OSM Data Mirror on SUSE13.1

Created by: Lester Caine, Last modification: 07 Dec 2013 (23:20 GMT)

OSM tool set on SUSE13.1 provides all the tools ready configured for use with an empty database for the planet extract.

Part of the process of creating an offline system based on the OSM data is to maintain a mirror of the planet file data. Doing this for the whole planet is somewhat impractical on a small machine, so a subset of the data is a more practical proposition. Fortunately a number of sites maintain mocal subsets which are updated perhaps daily, and this may be more than adaquate for many operations. However once an intial download has been processed, downloading update files allows regular corrections to be added at a rate suitable for the job in hand.
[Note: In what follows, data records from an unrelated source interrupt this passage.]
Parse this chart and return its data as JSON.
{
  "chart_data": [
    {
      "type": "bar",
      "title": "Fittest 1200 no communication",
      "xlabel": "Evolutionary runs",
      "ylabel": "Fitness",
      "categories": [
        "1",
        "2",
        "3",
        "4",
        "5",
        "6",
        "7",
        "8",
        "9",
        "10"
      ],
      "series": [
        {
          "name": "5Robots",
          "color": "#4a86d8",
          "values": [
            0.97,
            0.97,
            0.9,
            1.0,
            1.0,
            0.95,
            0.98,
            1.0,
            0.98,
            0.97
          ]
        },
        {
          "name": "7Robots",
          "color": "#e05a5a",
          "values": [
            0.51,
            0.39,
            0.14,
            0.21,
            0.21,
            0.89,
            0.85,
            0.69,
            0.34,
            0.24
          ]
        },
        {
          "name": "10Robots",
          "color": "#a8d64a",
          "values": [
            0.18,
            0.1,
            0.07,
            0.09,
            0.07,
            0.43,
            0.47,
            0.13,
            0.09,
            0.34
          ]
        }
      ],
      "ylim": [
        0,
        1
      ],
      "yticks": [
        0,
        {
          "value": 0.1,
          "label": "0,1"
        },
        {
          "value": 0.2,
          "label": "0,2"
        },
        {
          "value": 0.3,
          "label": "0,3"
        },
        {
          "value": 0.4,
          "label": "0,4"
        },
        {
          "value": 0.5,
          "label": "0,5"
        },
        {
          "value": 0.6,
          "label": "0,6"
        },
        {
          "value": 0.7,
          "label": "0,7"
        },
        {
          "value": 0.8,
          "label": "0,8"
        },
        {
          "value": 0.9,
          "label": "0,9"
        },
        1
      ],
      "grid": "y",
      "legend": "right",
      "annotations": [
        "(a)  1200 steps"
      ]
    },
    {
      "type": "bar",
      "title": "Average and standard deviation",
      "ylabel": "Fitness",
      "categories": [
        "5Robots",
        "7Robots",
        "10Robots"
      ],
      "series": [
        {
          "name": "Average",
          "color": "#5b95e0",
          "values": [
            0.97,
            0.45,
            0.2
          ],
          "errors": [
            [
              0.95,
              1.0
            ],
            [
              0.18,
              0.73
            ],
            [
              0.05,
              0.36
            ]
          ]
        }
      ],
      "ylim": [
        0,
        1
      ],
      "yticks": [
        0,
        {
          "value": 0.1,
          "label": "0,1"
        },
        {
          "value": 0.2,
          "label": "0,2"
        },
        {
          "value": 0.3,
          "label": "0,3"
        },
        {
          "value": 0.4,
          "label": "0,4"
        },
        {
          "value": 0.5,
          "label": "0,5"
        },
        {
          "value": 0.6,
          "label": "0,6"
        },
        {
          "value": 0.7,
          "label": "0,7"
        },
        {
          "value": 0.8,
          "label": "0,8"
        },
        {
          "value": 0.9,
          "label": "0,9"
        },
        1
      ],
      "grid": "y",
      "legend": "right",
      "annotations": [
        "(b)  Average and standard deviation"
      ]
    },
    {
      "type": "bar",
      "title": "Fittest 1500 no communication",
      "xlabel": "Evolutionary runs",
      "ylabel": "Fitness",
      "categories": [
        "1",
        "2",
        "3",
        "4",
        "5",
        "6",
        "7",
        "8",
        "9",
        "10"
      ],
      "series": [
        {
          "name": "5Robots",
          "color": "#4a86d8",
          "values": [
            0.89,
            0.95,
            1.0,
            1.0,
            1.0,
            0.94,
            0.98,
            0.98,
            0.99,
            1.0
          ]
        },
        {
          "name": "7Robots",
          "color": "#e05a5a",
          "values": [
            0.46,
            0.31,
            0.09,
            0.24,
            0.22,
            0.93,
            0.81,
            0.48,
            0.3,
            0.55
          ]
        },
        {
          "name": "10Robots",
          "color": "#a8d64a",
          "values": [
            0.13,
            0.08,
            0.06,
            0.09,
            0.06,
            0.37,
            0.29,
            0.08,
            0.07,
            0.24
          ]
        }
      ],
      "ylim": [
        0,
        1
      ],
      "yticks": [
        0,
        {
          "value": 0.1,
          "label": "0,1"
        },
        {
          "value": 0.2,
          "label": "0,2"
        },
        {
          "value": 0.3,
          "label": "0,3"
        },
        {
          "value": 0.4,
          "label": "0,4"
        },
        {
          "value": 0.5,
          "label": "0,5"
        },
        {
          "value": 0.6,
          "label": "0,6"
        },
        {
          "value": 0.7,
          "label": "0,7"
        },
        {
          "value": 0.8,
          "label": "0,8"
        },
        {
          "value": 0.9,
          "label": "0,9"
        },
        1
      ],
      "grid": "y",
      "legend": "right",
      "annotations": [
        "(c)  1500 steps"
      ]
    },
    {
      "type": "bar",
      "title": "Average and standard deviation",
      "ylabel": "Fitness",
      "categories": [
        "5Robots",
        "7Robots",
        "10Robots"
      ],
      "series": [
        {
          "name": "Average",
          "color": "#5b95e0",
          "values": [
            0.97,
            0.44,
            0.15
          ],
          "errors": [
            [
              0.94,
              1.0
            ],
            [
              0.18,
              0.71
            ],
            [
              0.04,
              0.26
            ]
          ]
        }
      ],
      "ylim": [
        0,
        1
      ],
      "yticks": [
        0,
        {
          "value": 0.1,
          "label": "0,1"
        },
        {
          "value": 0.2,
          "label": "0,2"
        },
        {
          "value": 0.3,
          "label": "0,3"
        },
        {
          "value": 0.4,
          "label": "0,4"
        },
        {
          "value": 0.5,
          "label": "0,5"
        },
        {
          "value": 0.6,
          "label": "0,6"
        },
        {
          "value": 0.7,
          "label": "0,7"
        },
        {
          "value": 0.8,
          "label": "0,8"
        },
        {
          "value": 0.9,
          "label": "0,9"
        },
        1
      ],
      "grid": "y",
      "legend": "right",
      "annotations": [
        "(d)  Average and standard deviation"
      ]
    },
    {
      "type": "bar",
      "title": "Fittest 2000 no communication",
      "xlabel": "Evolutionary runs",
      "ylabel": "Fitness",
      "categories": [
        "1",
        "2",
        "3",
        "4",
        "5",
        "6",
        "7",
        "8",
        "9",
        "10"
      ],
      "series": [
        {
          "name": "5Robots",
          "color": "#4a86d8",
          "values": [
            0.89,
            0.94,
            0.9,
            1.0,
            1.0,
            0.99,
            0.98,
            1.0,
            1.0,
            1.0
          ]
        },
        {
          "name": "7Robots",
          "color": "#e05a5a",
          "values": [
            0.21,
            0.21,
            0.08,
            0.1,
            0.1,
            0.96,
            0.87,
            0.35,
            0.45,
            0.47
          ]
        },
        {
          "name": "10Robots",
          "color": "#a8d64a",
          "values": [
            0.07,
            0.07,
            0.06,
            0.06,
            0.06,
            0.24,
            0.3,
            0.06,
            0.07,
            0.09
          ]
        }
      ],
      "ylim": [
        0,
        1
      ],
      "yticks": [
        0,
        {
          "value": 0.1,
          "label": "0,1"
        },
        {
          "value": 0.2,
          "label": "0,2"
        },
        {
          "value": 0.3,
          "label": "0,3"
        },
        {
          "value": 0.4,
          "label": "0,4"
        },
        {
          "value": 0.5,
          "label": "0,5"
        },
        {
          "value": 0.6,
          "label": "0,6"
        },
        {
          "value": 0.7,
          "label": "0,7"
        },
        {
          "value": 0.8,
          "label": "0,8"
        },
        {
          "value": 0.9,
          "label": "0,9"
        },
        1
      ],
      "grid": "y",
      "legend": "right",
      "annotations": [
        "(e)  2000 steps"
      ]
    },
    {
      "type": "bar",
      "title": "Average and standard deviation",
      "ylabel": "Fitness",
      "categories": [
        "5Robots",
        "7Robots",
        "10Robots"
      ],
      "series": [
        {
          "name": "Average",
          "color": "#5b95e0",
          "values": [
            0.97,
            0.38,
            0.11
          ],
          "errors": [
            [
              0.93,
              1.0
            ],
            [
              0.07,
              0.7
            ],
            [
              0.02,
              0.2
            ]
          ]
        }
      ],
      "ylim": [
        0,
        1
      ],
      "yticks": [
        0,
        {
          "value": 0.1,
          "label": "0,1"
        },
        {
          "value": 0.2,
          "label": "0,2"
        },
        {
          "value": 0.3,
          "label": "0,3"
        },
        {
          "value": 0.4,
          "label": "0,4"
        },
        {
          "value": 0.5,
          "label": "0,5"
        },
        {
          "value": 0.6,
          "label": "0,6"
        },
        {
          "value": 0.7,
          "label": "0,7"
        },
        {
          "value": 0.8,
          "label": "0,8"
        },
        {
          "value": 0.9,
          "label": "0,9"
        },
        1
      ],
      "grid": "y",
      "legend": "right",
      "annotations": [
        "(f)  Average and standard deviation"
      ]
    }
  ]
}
While a little overkill, I'm working with the British Isles extract provided by Geofabrik who provide one of the most comprehensive set of data extracts. They do further subdivide the UK into smaller units, but being of Manx origins, the Isle of Man is an area that I need, along with Northern Ireland, and the additional areas do not enlarge the data significantly.

So the starting point is to download the great-britain-latest.osm.pbf file. For various reasons the remote servers have not been configured with a desktop, so all of the necessary operations are carried out via the command line, so ...

cd /srv
mkdir maps
cd maps
mkdir british-isles
cd british-isles
wget -v -U http://download.geofabrik.de/europe/british-isles-latest.osm.pbf

This gives a quite complex area and include the Channel Islands as well GeofabrikExtractBritishIsles

The installation of osm2pgsql from the GEO repository also creates the default user and an empty database already configured, so all that is required is to start the main import.

sudo -u postgres osm2pgsql -s -U postgres -d gis british-isles-latest.osm.pbf

The sudo is important here as on has to pretend to be the postgres user in order torun commands into postgres. The security setup prevents other users accessing the data. (But I need to find where the data is stored ... with Firebird one has a single file which stores the database and can be located with the project).

In addition to the raw data, the extract page also provides a set of pre-extracted shape files of various elements, along with a single profile of the extract area, and importantly the state file for the extract which records which sequence index the data was extracted up to. This is then used to download further incremental extracts to bring the data even more up to date, and is the basis for the ongoing replication. For the current cycle this is 642976, and the database is now populated with :-

Nodes       - 64311009  (at average of 163.6k/s taking 393s)
Ways         - 7391692  (at average of 13.89k/s taking 532s)
Relations - 120461  (at average of 48.95/s taking 2461s)

It would be interesting to see who the creation rates are affected by processor and disk performances. This machine is a quad code AMD with 8Gb of DDR3 memory.

Having downloaded the state.txt file into the same directory as the extract, we are ready to configure things to run further updates on the data. This takes data direct from the planet archive using osmosis. This first needs initialising.

osmosis --rrii

And this creates a configuration.txt file to go with the state.txt file. Although the file is created I found it needed modifying to work for me. It is a simple text file, so can be edited with your preferred text editor, and the baseUrl to end with /replication/minute . I also increased the maxInterval to 14400 or 4 hours just while we bring the data closer up to date. It gets dropped back to 3600 (1 hour) when things are ticking over. The state.txt file also needs an uodate before running, copying the sequence number on the top line to replace the one on the third line. The following pair of commands then grabs a 4 hour slice and then adds it to the database, but at present I've not found how to update the pbf file itself. It may be that I need to run a clean extract using the shape file to remove updates outside the area?

osmosis --rri workingDirectory=. --wxc **.bi.osc.gz
osm2pgsql -a --slim --append **.bi.osc.gz

I've been updating the number each pass so I maintain a set of change files that goes with the pbf file so I can update that directly, but currently attempts to run 'osmosis --apply-change' is failing with warnings and then errors. I will have a complete set of data to allow updates later if possible. Currently I believe I need the .pbf file for the osrm extract process.